You have most likely heard the terms Startup and Scale-Up in very similar contexts, which consequently made it difficult to understand their differences.
These two terms refer to different stages of companies, Startup refers to the initial stage and Scale-Up as the later one. Basically the definitions for each of the terms are:
What is Startup
A startup is an early stage company whose main objective is to find the product-market fit, which means the search for a product or service that really solves the problem of a market segment in a sustainable way. It is the moment when the value of the product or service is perceived by a significant portion of the market.
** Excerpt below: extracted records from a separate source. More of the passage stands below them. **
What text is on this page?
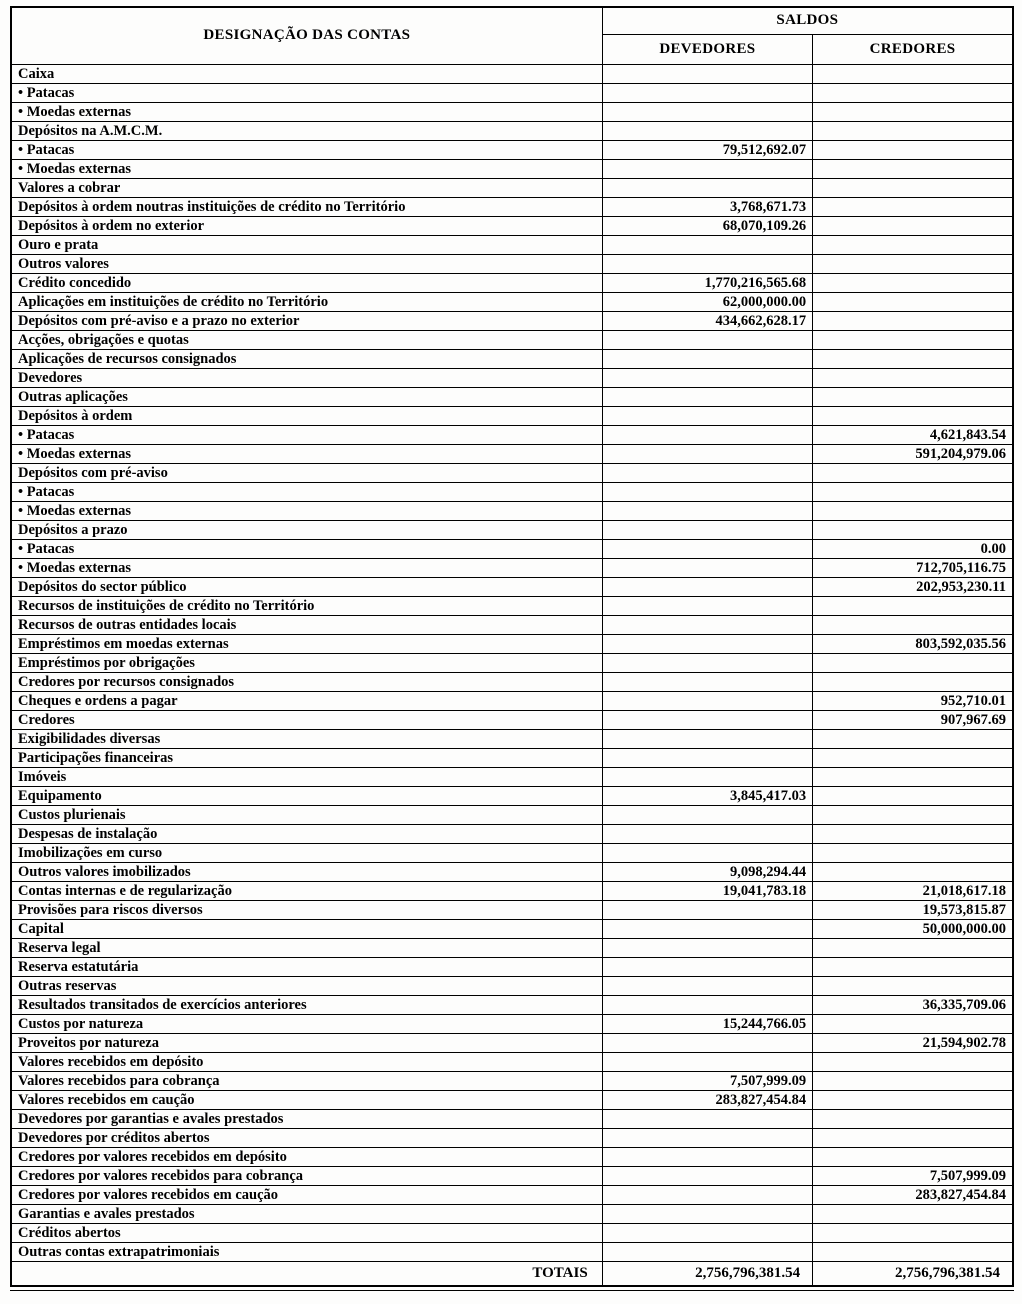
DESIGNAÇÃO DAS CONTAS	SALDOS	
	DEVEDORES	CREDORES
Caixa		
• Patacas		
• Moedas externas		
Depósitos na A.M.C.M.		
• Patacas	79,512,692.07	
• Moedas externas		
Valores a cobrar		
Depósitos à ordem noutras instituições de crédito no Território	3,768,671.73	
Depósitos à ordem no exterior	68,070,109.26	
Ouro e prata		
Outros valores		
Crédito concedido	1,770,216,565.68	
Aplicações em instituições de crédito no Território	62,000,000.00	
Depósitos com pré-aviso e a prazo no exterior	434,662,628.17	
Acções, obrigações e quotas		
Aplicações de recursos consignados		
Devedores		
Outras aplicações		
Depósitos à ordem		
• Patacas		4,621,843.54
• Moedas externas		591,204,979.06
Depósitos com pré-aviso		
• Patacas		
• Moedas externas		
Depósitos a prazo		
• Patacas		0.00
• Moedas externas		712,705,116.75
Depósitos do sector público		202,953,230.11
Recursos de instituições de crédito no Território		
Recursos de outras entidades locais		
Empréstimos em moedas externas		803,592,035.56
Empréstimos por obrigações		
Credores por recursos consignados		
Cheques e ordens a pagar		952,710.01
Credores		907,967.69
Exigibilidades diversas		
Participações financeiras		
Imóveis		
Equipamento	3,845,417.03	
Custos plurienais		
Despesas de instalação		
Imobilizações em curso		
Outros valores imobilizados	9,098,294.44	
Contas internas e de regularização	19,041,783.18	21,018,617.18
Provisões para riscos diversos		19,573,815.87
Capital		50,000,000.00
Reserva legal		
Reserva estatutária		
Outras reservas		
Resultados transitados de exercícios anteriores		36,335,709.06
Custos por natureza	15,244,766.05	
Proveitos por natureza		21,594,902.78
Valores recebidos em depósito		
Valores recebidos para cobrança	7,507,999.09	
Valores recebidos em caução	283,827,454.84	
Devedores por garantias e avales prestados		
Devedores por créditos abertos		
Credores por valores recebidos em depósito		
Credores por valores recebidos para cobrança		7,507,999.09
Credores por valores recebidos em caução		283,827,454.84
Garantias e avales prestados		
Créditos abertos		
Outras contas extrapatrimoniais		
TOTAIS	2,756,796,381.54	2,756,796,381.54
In this way, a startup seeks to find a business model that allows for accelerated growth. This differentiates it from a traditional small or medium-sized company, which does not necessarily aim for growth, but rather profit in the short term, while many startups take years to make their first profit.
What is Scale-Up
Scale-Up is a company that has already validated its product with some customer segment and has already proven that it is a sustainable business (it has reached the product-market fit), so, as the name says, its goal is to scale, in other words , grow up.
With this definition, it would be quite difficult to identify whether a company is still a Startup or can already be considered a Scale-Up, to help with this, there are criteria that facilitate this classification. According to the Organization for Economic Co-operation and Development (OECD), a Scale-Up is a company that has an average annual growth of 20% in the last 3 years with at least 10 employees at the beginning of the period.